Systems always fail me.
As a neurodivergent individual and executive dysfunction, I thrive off having systems and structures in
place.
Yet – because of all my intersecting identities, the systems and structures in place, just don’t work for me.
I’ve spent my life questioning, breaking, disrupting, resisting, brainstorming, prototyping, designing,
and creating structures for every aspect of my life to serve my brain.
I now rely on creating and recreating my internal systems: adaptable, fluid, and ever-changing,
evolving with me with the support of the people in my life. This has been a practice for self-preservation,
and a response to the world’s inadequacy in sustaining me. I have found meaning within my reality
through connections, community, and critical thought.
However, this journey has taken me three decades to cultivate.

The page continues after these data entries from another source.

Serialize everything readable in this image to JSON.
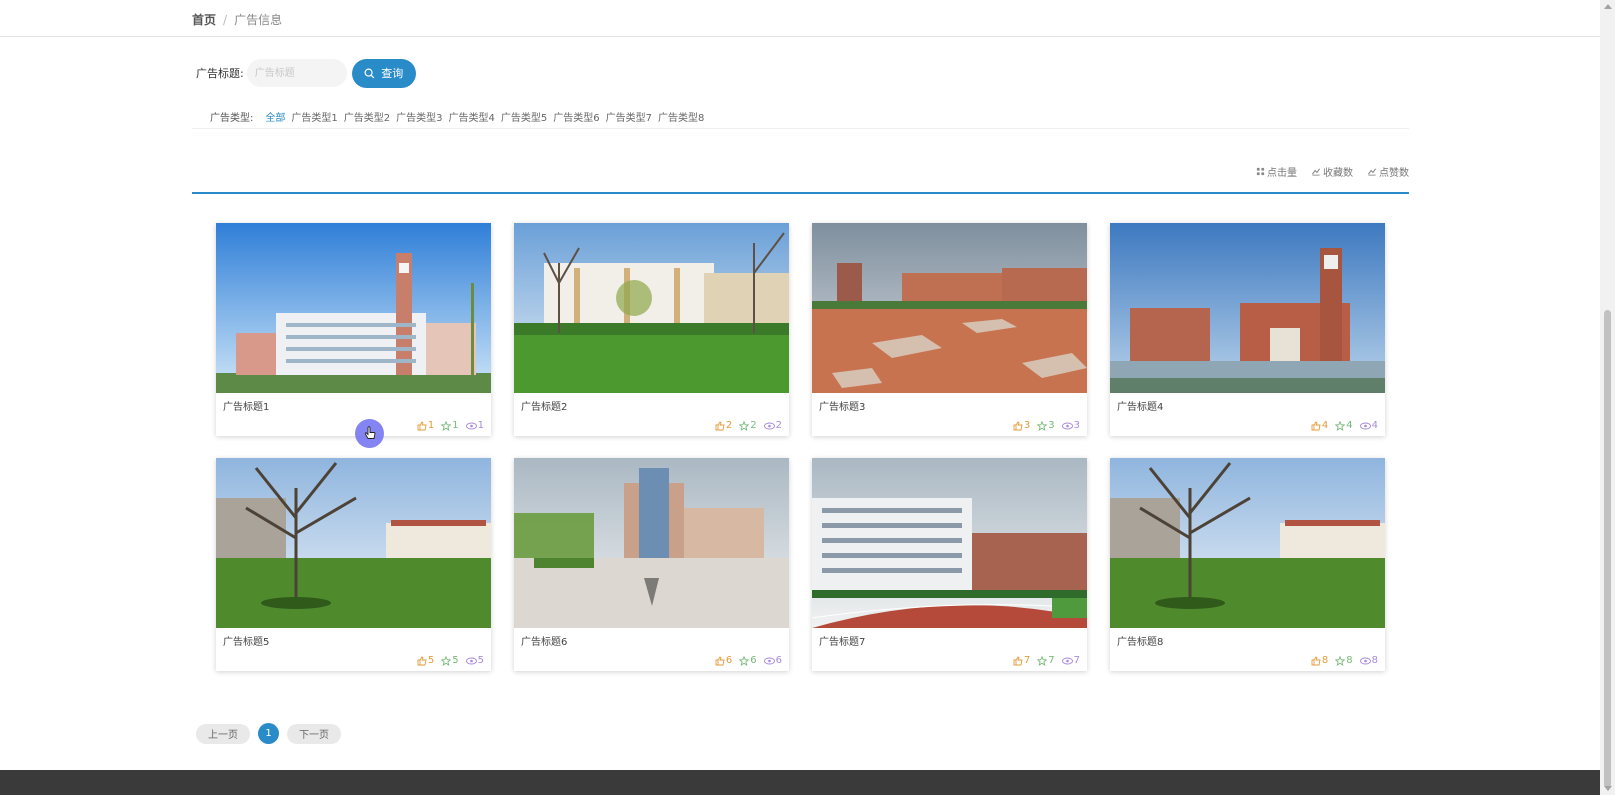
{
  "breadcrumb": {
    "home": "首页",
    "separator": "/",
    "current": "广告信息"
  },
  "search": {
    "label": "广告标题:",
    "placeholder": "广告标题",
    "button_label": "查询",
    "button_icon": "search-icon"
  },
  "types": {
    "label": "广告类型:",
    "items": [
      "全部",
      "广告类型1",
      "广告类型2",
      "广告类型3",
      "广告类型4",
      "广告类型5",
      "广告类型6",
      "广告类型7",
      "广告类型8"
    ],
    "active_index": 0
  },
  "sort": {
    "items": [
      "点击量",
      "收藏数",
      "点赞数"
    ]
  },
  "cards": [
    {
      "title": "广告标题1",
      "likes": "1",
      "favorites": "1",
      "views": "1",
      "image": "modern-school-campus-clock-tower"
    },
    {
      "title": "广告标题2",
      "likes": "2",
      "favorites": "2",
      "views": "2",
      "image": "campus-lawn-trees"
    },
    {
      "title": "广告标题3",
      "likes": "3",
      "favorites": "3",
      "views": "3",
      "image": "campus-plaza"
    },
    {
      "title": "广告标题4",
      "likes": "4",
      "favorites": "4",
      "views": "4",
      "image": "brick-building-clock-tower"
    },
    {
      "title": "广告标题5",
      "likes": "5",
      "favorites": "5",
      "views": "5",
      "image": "campus-big-tree-lawn"
    },
    {
      "title": "广告标题6",
      "likes": "6",
      "favorites": "6",
      "views": "6",
      "image": "campus-plaza-building"
    },
    {
      "title": "广告标题7",
      "likes": "7",
      "favorites": "7",
      "views": "7",
      "image": "school-running-track"
    },
    {
      "title": "广告标题8",
      "likes": "8",
      "favorites": "8",
      "views": "8",
      "image": "campus-big-tree-lawn"
    }
  ],
  "pagination": {
    "prev": "上一页",
    "current": "1",
    "next": "下一页"
  },
  "colors": {
    "accent": "#2a8bc9",
    "like": "#e39b3a",
    "favorite": "#7ab87a",
    "view": "#a88ad9",
    "footer": "#3a3a3a"
  }
}
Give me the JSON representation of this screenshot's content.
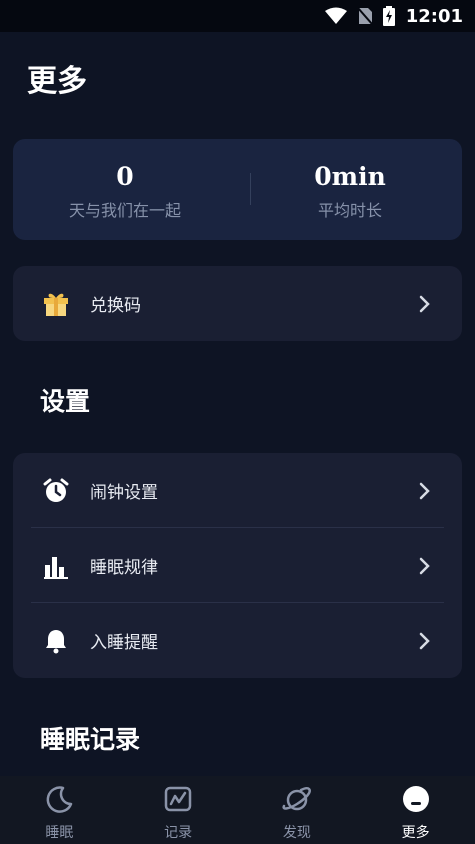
{
  "status": {
    "time": "12:01"
  },
  "page": {
    "title": "更多"
  },
  "stats": {
    "days_value": "0",
    "days_label": "天与我们在一起",
    "avg_value": "0min",
    "avg_label": "平均时长"
  },
  "redeem": {
    "label": "兑换码"
  },
  "settings": {
    "title": "设置",
    "items": [
      {
        "label": "闹钟设置"
      },
      {
        "label": "睡眠规律"
      },
      {
        "label": "入睡提醒"
      }
    ]
  },
  "records": {
    "title": "睡眠记录"
  },
  "nav": {
    "items": [
      {
        "label": "睡眠"
      },
      {
        "label": "记录"
      },
      {
        "label": "发现"
      },
      {
        "label": "更多"
      }
    ],
    "active": "更多"
  },
  "colors": {
    "background": "#0e1424",
    "card": "#1a1f33",
    "stats_card": "#1a2440",
    "gift_icon": "#f2c14e"
  }
}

As a child, life was different.
If I tell you my parents were unaware of my neurodivergent brain – often resorting to anger at my inability
to create a schedule for myself or asking them last minute for help with school projects – you will ask
about my background, my birthplace, and my parents’ skin color.
If I say my parents were forceful in impacting the way I lived, cultivating my values and wanting me to
adhere to their norms, you would likely ask about my religion, my culture, and my ethnicity.
Narrating stories of being told what to wear, and what not to wear – you will call it abusive behavior and
suggest I cut ties with them.
But what if I also tell you about my father, who drove me to numerous stationery stores late at night to find
supplies for my school project, or my mother who stayed up helping me craft a basketball field out of
cardboard?
Or about the time she stayed awake for 48 hours, placing wet towels on my forehead during a severe
fever, while my father, juggling two jobs, cried and prayed all night?
Will you see my mom’s culture and the God my father prayed to then?
I have many stories of izzat, sexual violence, displacement, and complex trauma, but more than that, I
have stories of community, healing, and resistance.
Whether it was my nani, bedridden from a stroke, trying to stand upon seeing me cry from anxiety, or my
dadi who simply embraced me when I confronted my uncle about his sexist comment – I have witnessed
resistance, resilience, and care.
In my 20s, as I strove to create a life on my own terms, I often found myself distraught by the outside
world’s perceptions of my background. The developed world’s structures, lauded for their organization
and discipline, have repeatedly failed me.
They have been rigid, unyielding, inaccessible, and unreliable.
In classrooms where I needed accommodations for managing deadlines, I faced the arduous task of
navigating office after office to prove my disability.
I endured lectures riddled with stereotypes associated with my religion, ethnicity, history, or culture.
I witnessed the unwillingness and inefficiency of the school’s administration to address sexual violence on
campus, often shifting blame, even as case after case emerged.
Yet, when systems have failed me, people have always been there.
My community has been there, even when their ways of understanding reality have hurt me.
By telling me to ostracize my community, to villainize them, and to hold them responsible for all that has happened in my life, these systems have only caused more injustice.
Systems always fail me – but I, stubborn as ever, continue to rebuild them, with my people, and for my people.